When considering workplace testing and health data, employers should rely on explicit consent, if they are willing to obtain and record results of COVID-19 tests. To the extent these results will be obtained and recorded merely by healthcare professionals, without being by no means disclosed to employers or any other employees within the organization (e.g. human resources manager), employers can rely on Article 6(3) of the Data Protection Law, which allows processing of health data without seeking explicit consent from the data subject. In any case, it is important to take measures to prevent any data flow (related to test results) within the organization. Otherwise, the legal basis under Article 6 (3) for such processing would no longer be applicable.

Data security: Health data falls within the scope of special categories of personal data under the Data Protection Law. Therefore, data controllers must also implement the additional adequate measures determined by the DPA in its decision of 31 January 2018 with number 2018/10 regarding processing of special categories of personal data. The DPA's decision is accessible in Turkish here.

Disposal: The data controller must dispose of the records pertaining to these screenings, which constitutes health data, once the purposes for which they were collected no longer exist. Furthermore, if the processing is based on explicit consent and the data subject withdraws their consent, the data controller may be obliged to dispose of the relevant data unless another legal ground exists for retention of that data (e.g. legal obligation to retain the relevant data).

Note that, any legal obligation requiring employers to subject their employees to COVID-19 tests (e.g. due to employer's obligations related to workplace health and safety), would not give employers the right to bypass their foregoing obligations arisen out of the Data Protection Law.

2. Can an employer appoint a healthcare professional to carry out the testing?

Yes.

As explained above, employers may rely on Article 6(3) of the Data Protection Law, which allows processing of health data without consent, if they appoint a healthcare professional to carry out the testing.

4. REMOTE WORKING

1. What about data protection and remote working?
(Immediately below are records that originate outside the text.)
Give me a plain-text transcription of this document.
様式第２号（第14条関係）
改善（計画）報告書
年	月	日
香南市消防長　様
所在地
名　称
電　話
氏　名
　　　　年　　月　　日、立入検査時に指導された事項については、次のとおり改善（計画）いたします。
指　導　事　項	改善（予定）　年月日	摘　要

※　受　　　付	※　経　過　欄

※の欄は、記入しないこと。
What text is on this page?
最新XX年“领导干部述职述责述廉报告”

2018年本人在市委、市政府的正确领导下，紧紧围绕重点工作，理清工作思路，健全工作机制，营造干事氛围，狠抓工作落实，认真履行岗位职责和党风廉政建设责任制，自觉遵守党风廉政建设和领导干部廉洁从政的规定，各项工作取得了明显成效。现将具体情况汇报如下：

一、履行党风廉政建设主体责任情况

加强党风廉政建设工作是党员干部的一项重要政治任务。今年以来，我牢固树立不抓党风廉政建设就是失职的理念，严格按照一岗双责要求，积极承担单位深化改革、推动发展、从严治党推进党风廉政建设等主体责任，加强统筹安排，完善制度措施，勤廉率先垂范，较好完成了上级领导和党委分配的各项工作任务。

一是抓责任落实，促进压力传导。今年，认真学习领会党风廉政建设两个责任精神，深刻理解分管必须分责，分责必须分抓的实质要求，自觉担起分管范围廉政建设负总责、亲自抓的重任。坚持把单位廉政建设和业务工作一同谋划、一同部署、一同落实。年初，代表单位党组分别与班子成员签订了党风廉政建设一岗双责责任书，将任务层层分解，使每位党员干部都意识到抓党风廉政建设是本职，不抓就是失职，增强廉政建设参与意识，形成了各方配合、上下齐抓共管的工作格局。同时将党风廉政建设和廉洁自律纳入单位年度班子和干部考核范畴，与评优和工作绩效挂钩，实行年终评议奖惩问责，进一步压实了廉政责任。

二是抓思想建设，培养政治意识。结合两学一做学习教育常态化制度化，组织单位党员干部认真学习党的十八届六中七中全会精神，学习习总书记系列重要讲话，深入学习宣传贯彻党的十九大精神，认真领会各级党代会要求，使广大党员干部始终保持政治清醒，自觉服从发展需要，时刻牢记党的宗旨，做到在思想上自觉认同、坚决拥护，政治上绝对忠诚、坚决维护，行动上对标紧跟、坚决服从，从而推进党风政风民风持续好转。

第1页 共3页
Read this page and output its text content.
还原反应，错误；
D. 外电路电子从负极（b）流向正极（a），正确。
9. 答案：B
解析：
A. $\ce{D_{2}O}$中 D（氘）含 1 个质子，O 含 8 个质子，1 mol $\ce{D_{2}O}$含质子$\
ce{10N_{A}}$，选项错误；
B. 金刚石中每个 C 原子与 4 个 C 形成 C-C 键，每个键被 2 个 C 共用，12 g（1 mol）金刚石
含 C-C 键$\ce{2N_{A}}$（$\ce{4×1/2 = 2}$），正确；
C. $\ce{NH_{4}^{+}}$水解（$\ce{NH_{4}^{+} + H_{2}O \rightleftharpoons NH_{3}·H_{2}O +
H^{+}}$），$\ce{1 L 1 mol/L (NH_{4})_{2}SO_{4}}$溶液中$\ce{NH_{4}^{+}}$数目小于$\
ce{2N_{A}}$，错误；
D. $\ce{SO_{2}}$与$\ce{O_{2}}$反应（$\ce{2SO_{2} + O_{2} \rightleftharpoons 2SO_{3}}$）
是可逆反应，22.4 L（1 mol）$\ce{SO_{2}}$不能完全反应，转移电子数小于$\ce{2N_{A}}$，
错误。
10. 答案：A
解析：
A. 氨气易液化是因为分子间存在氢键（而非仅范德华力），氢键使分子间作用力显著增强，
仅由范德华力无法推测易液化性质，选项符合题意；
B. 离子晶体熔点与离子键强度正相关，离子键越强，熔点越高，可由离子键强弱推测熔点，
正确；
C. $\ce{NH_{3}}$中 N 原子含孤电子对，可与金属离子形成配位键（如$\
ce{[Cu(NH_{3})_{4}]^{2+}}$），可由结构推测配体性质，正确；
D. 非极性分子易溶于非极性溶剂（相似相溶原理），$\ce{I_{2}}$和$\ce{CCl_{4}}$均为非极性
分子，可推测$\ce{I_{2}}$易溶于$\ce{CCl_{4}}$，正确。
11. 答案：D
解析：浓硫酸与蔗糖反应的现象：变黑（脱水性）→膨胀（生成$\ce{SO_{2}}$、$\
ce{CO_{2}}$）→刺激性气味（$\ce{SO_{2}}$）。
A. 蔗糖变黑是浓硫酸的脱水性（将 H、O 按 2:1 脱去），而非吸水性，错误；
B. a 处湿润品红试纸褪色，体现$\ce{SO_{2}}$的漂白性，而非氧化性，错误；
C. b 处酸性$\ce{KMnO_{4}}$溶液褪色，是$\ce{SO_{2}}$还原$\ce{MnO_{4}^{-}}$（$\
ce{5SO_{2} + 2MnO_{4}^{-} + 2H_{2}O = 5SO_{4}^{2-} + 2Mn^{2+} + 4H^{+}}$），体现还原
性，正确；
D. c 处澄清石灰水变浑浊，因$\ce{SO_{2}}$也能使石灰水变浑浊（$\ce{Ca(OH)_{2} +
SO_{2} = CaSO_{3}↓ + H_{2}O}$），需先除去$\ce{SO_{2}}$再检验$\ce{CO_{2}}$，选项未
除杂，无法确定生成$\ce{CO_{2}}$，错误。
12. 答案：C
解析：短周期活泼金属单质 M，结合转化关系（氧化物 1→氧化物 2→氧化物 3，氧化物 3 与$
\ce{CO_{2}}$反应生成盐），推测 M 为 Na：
Data controllers must not forget that their obligation regarding the security and protection of personal data applies also outside the workplace and they extend to remote working as well. Therefore, it is recommended that employers remind their employees of the obligations and ways to protect security of their personal data, as well as that of the personal data they are processing for their employer.

2. What can we do about the increased exposure to data security risks?

It is recommended that employers  (i) update their existing information and data security policies and procedures as well as any guidance on device security, (ii) update data breach / incident response plans and procedures in line with current requirements, (iii) prepare any missing ones to fill the gaps and (iv) circulate these resources to the employees on a periodic basis to ensure awareness and easy access.

The content of this article is intended to provide a general guide to the subject matter. Specialist advice should be sought about your specific circumstances.